The Arizona Court of Appeals last December decided to “harmonize” the laws, and said the 1864 ban should apply to individuals, but physicians could follow the newer law and provide abortions up to 15 weeks. 

Arizona’s Democratic Attorney General Kris Mayes said she wouldn’t pursue the case, but Eric Hazelrigg, medical director of a chain of Phoenix-area anti-abortion clinics, was allowed to step in as an “intervenor” along with Yavapai County Attorney Dennis McGrane and appeal to the state Supreme Court.

The intervenors are represented by the Alliance Defending Freedom (ADF), a Christian conservative legal group that aims to end abortion. They argued the 1864 ban should remain in effect because it was never repealed.

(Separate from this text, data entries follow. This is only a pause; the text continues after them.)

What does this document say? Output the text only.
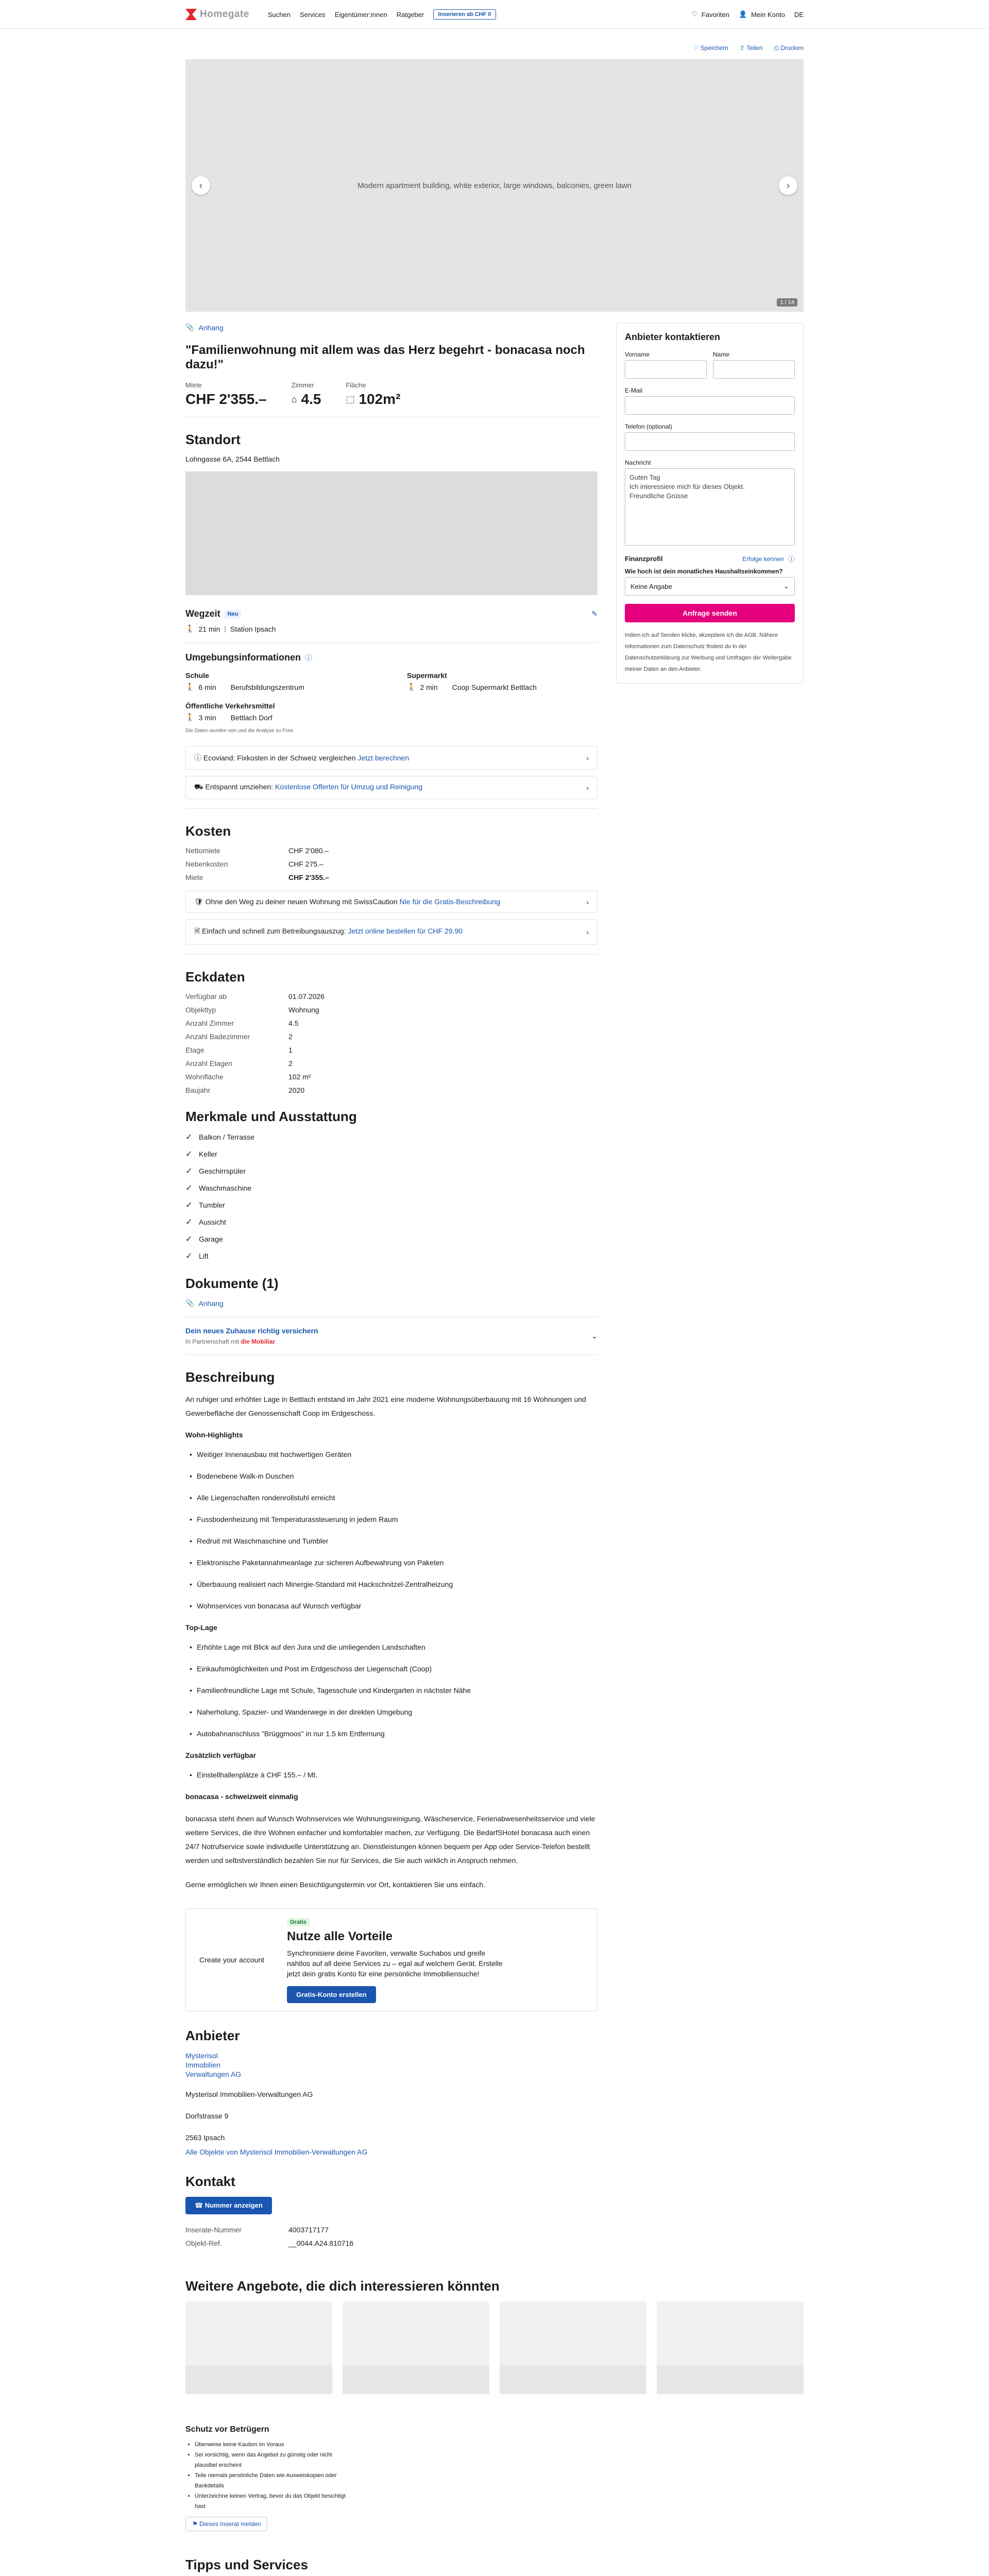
Homegate	Suchen Services Eigentümer:innen Ratgeber	Inserieren ab CHF 0	♡ Favoriten 👤 Mein Konto DE
♡ Speichern ⇪ Teilen ⎙ Drucken
Modern apartment building, white exterior, large windows, balconies, green lawn
‹	›
1 / 14
📎 Anhang
"Familienwohnung mit allem was das Herz begehrt - bonacasa noch dazu!"
Miete
CHF 2'355.–
Zimmer
⌂ 4.5
Fläche
⬚ 102m²
Standort
Lohngasse 6A, 2544 Bettlach
Wegzeit	Neu	✎
🚶 21 min | Station Ipsach
Umgebungsinformationen ⓘ
Schule
🚶 6 min Berufsbildungszentrum
Supermarkt
🚶 2 min Coop Supermarkt Bettlach
Öffentliche Verkehrsmittel
🚶 3 min Bettlach Dorf
Die Daten wurden von und die Analyse zu Free
ⓘ Ecoviand: Fixkosten in der Schweiz vergleichen Jetzt berechnen	›
⛟ Entspannt umziehen: Kostenlose Offerten für Umzug und Reinigung	›
Kosten
Nettomiete	CHF 2'080.–
Nebenkosten	CHF 275.–
Miete	CHF 2'355.–
🛡 Ohne den Weg zu deiner neuen Wohnung mit SwissCaution Nie für die Gratis-Beschreibung	›
🗎 Einfach und schnell zum Betreibungsauszug: Jetzt online bestellen für CHF 29.90	›
Eckdaten
Verfügbar ab	01.07.2026
Objekttyp	Wohnung
Anzahl Zimmer	4.5
Anzahl Badezimmer	2
Etage	1
Anzahl Etagen	2
Wohnfläche	102 m²
Baujahr	2020
Merkmale und Ausstattung
✓ Balkon / Terrasse
✓ Keller
✓ Geschirrspüler
✓ Waschmaschine
✓ Tumbler
✓ Aussicht
✓ Garage
✓ Lift
Dokumente (1)
📎 Anhang
Dein neues Zuhause richtig versichern
In Partnerschaft mit die Mobiliar
⌄
Beschreibung

An ruhiger und erhöhter Lage in Bettlach entstand im Jahr 2021 eine moderne Wohnungsüberbauung mit 16 Wohnungen und Gewerbefläche der Genossenschaft Coop im Erdgeschoss.

Wohn-Highlights
• Weitiger Innenausbau mit hochwertigen Geräten
• Bodenebene Walk-in Duschen
• Alle Liegenschaften rondenrollstuhl erreicht
• Fussbodenheizung mit Temperaturassteuerung in jedem Raum
• Redruit mit Waschmaschine und Tumbler
• Elektronische Paketannahmeanlage zur sicheren Aufbewahrung von Paketen
• Überbauung realisiert nach Minergie-Standard mit Hackschnitzel-Zentralheizung
• Wohnservices von bonacasa auf Wunsch verfügbar
Top-Lage
• Erhöhte Lage mit Blick auf den Jura und die umliegenden Landschaften
• Einkaufsmöglichkeiten und Post im Erdgeschoss der Liegenschaft (Coop)
• Familienfreundliche Lage mit Schule, Tagesschule und Kindergarten in nächster Nähe
• Naherholung, Spazier- und Wanderwege in der direkten Umgebung
• Autobahnanschluss "Brüggmoos" in nur 1.5 km Entfernung
Zusätzlich verfügbar
• Einstellhallenplätze à CHF 155.– / Mt.
bonacasa - schweizweit einmalig

bonacasa steht ihnen auf Wunsch Wohnservices wie Wohnungsreinigung, Wäscheservice, Ferienabwesenheitsservice und viele weitere Services, die Ihre Wohnen einfacher und komfortabler machen, zur Verfügung. Die BedarfSHotel bonacasa auch einen 24/7 Notrufservice sowie individuelle Unterstützung an. Dienstleistungen können bequem per App oder Service-Telefon bestellt werden und selbstverständlich bezahlen Sie nur für Services, die Sie auch wirklich in Anspruch nehmen.

Gerne ermöglichen wir Ihnen einen Besichtigungstermin vor Ort, kontaktieren Sie uns einfach.

Create your account
Gratis
Nutze alle Vorteile
Synchronisiere deine Favoriten, verwalte Suchabos und greife nahtlos auf all deine Services zu – egal auf welchem Gerät. Erstelle jetzt dein gratis Konto für eine persönliche Immobiliensuche!
Gratis-Konto erstellen
Anbieter
Mysterisol Immobilien Verwaltungen AG
Mysterisol Immobilien-Verwaltungen AG
Dorfstrasse 9
2563 Ipsach
Alle Objekte von Mysterisol Immobilien-Verwaltungen AG
Kontakt
☎ Nummer anzeigen
Inserate-Nummer	4003717177
Objekt-Ref.	__0044.A24.810716
Anbieter kontaktieren
Vorname	Name
E-Mail
Telefon (optional)
Nachricht
Guten Tag
Ich interessiere mich für dieses Objekt.
Freundliche Grüsse
Finanzprofil	Erfolge kennen ⓘ
Wie hoch ist dein monatliches Haushaltseinkommen?
Keine Angabe	⌄
Anfrage senden
Indem ich auf Senden klicke, akzeptiere ich die AGB. Nähere Informationen zum Datenschutz findest du in der Datenschutzerklärung zur Werbung und Umfragen der Weitergabe meiner Daten an den Anbieter.
Weitere Angebote, die dich interessieren könnten
Schutz vor Betrügern
• Überweise keine Kaution im Voraus
• Sei vorsichtig, wenn das Angebot zu günstig oder nicht plausibel erscheint
• Teile niemals persönliche Daten wie Ausweiskopien oder Bankdetails
• Unterzeichne keinen Vertrag, bevor du das Objekt besichtigt hast
⚑ Dieses Inserat melden
Tipps und Services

Jake Warner, an attorney for ADF, argued that both abortion laws “fit together” because the pre-statehood ban contains an exception for saving the life of the mother.

On the other side was Planned Parenthood Arizona, which argued that the landscape is too confusing, and the 1864 law was overruled by the 2022 law. 

Pima County Attorney Laura Conover, who argued for the plaintiffs, said the questions from the justices left her feeling cautiously optimistic, because they seemed to recognize the confusing situation. 

“As Southern Arizona’s prosecutor, confusion is not acceptable. The law is supposed to be clear. Providers and patients need to know what is prohibited and what is legal,” Conover said in an interview. 

“We’ve been in a state of chaos on and off for a year and a half now … so I think we are position of asking for clarity and asking that the court recognize that going back to 1864 territorial days’ near-total ban simply doesn’t make rational or legal sense.” 

All seven justice on Arizona’s Supreme Court were appointed by a Republican governor, but only six justices will rule on the case. 

Justice Bill Montgomery recused himself because he previously accused Planned Parenthood of practicing “generational genocide.” 

There’s no timeline for when a decision will occur, but it may not last for long. Abortion rights advocates are working to get a constitutional amendment on the November 2024 ballot that would create a “fundamental right” to an abortion up until fetal viability.